PECO master meter billing nightmare - anyone else?

Started by Phil N. — 12 years ago — 13 views
We've got a 120-unit apartment complex in Philly on PECO's R schedule that's been master metered since the 80s. The property manager just got hit with a $47,000 adjustment going back 18 months because they claim the demand readings were wrong. Has anyone dealt with PECO on master meter disputes lately? Their customer service is giving us the runaround and I'm not sure what tariff provisions apply to apartment buildings this size. The complex pays about $8,500/month normally so this is a huge hit.
Phil, that sounds like a billing demand vs actual demand issue.
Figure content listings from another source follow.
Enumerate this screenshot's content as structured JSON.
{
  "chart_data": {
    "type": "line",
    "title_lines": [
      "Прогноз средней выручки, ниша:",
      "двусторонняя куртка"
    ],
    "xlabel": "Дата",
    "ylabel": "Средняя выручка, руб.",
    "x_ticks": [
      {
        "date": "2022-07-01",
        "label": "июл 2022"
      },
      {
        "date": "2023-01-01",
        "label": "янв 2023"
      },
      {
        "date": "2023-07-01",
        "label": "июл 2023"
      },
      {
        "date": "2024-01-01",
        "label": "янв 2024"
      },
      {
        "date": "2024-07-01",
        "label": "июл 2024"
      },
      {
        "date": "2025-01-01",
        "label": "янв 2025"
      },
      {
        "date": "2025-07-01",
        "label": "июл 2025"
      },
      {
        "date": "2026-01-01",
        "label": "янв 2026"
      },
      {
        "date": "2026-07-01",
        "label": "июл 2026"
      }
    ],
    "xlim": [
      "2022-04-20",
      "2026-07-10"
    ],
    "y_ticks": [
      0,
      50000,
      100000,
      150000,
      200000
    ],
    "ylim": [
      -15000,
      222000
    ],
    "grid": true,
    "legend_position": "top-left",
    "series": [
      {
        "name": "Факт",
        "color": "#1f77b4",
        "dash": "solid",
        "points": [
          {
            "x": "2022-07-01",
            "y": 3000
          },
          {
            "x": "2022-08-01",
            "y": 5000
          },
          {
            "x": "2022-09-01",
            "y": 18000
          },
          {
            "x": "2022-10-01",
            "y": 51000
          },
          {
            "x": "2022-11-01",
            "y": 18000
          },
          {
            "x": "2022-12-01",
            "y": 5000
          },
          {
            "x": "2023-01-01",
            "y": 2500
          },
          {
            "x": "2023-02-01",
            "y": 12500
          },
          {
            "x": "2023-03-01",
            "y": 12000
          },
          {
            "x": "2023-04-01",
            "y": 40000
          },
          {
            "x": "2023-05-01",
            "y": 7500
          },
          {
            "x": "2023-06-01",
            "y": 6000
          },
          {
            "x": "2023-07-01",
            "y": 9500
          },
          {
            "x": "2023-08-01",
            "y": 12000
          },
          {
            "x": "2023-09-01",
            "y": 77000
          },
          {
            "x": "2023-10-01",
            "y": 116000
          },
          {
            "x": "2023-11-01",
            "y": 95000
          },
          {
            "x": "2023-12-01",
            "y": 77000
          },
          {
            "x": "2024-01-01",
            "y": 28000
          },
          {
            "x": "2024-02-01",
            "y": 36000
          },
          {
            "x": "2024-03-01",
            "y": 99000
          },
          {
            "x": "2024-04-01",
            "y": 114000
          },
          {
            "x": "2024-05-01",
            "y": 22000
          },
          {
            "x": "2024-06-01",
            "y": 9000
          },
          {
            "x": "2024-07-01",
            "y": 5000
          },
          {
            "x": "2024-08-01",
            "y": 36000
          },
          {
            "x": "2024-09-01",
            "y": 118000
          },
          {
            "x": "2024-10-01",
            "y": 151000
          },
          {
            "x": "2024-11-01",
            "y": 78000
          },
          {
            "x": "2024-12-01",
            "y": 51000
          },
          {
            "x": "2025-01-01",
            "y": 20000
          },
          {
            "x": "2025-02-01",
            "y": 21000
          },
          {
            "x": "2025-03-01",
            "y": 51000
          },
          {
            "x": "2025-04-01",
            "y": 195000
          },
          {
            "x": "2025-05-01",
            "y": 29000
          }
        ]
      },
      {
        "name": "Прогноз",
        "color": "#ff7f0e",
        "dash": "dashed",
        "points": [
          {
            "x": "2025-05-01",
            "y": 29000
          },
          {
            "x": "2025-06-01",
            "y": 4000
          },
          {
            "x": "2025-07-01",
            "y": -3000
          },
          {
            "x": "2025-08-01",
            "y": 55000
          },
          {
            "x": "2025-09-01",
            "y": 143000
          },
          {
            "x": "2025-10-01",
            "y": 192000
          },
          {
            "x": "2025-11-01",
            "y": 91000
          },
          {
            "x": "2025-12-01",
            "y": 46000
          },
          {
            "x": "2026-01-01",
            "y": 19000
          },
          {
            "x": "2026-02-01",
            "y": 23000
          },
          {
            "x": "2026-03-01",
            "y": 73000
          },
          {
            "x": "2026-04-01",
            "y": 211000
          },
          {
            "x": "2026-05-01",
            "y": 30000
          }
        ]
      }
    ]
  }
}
We had something similar with Duke Energy here in Charlotte on a 200-unit complex. PECO uses the same type of meter registers as most utilities. Did they provide documentation showing the actual meter readings vs what they billed? In our case, Duke had been reading the meter wrong for two years - they were reading KW instead of KVA on the demand register. Cost the property owner $23,000 in back billing.
We see this all the time with Alabama Power on larger apartment complexes. The problem is usually in the multiplier. Master meters often have CT ratios that get misapplied during billing. Phil, check the meter nameplate and compare it to what's on your bills. PECO should have records of when any meter changes or programming updates were done. Also look at your rate schedule - some utilities have different demand billing for residential master meters vs commercial accounts.
Derek and Val, thanks for the input. I pulled 24 months of bills and the demand charges were definitely inconsistent month to month with no pattern. Some months showing 180 KW demand, others showing 340 KW for similar usage. The meter is a GE I-210 with 400:5 CTs. PECO claims they 'discovered' the error during a routine inspection but won't provide details on what exactly was wrong. Going to file a formal complaint with the PA PUC if they don't give us better documentation.
Phil, definitely file with the PUC. We had success with the Kentucky PSC on a similar LG&E master meter issue. The key is demanding the actual meter test records and any maintenance logs. Utilities are required to keep those records and provide them during disputes. Also check if your complex qualifies for any low-income or affordable housing rate protections - those sometimes limit back-billing periods. $47k is significant enough that you might want to hire an expert witness if it goes to hearing.
Had almost the exact same situation with Dominion Virginia Power last year on a 95-unit complex in Richmond. They claimed billing errors going back 20 months totaling $31,000. Turned out the meter reader was consistently misreading the demand dial - reading it as 10x what it should have been. We got it knocked down to 6 months back-billing and about $8,000 total. Document everything and don't let them rush you into accepting their numbers without verification.
Update: PECO finally admitted the CT ratio was programmed wrong in their billing system. They had it set at 800:5 instead of 400:5, so demand was being doubled. Got the back-billing reduced to 12 months and $18,500. Still fighting over interest charges but at least it's manageable now. Phil G. and Jack, your advice about the PUC complaint definitely helped - they took it seriously once I filed.
Glad you got some relief Phil. We've seen similar CT programming errors with FirstEnergy here in Cleveland. The problem is these master-metered apartments often get overlooked during meter upgrades and system changes. Property managers don't always catch billing discrepancies right away like commercial customers do. Worth setting up some kind of monthly bill analysis process to catch these things earlier.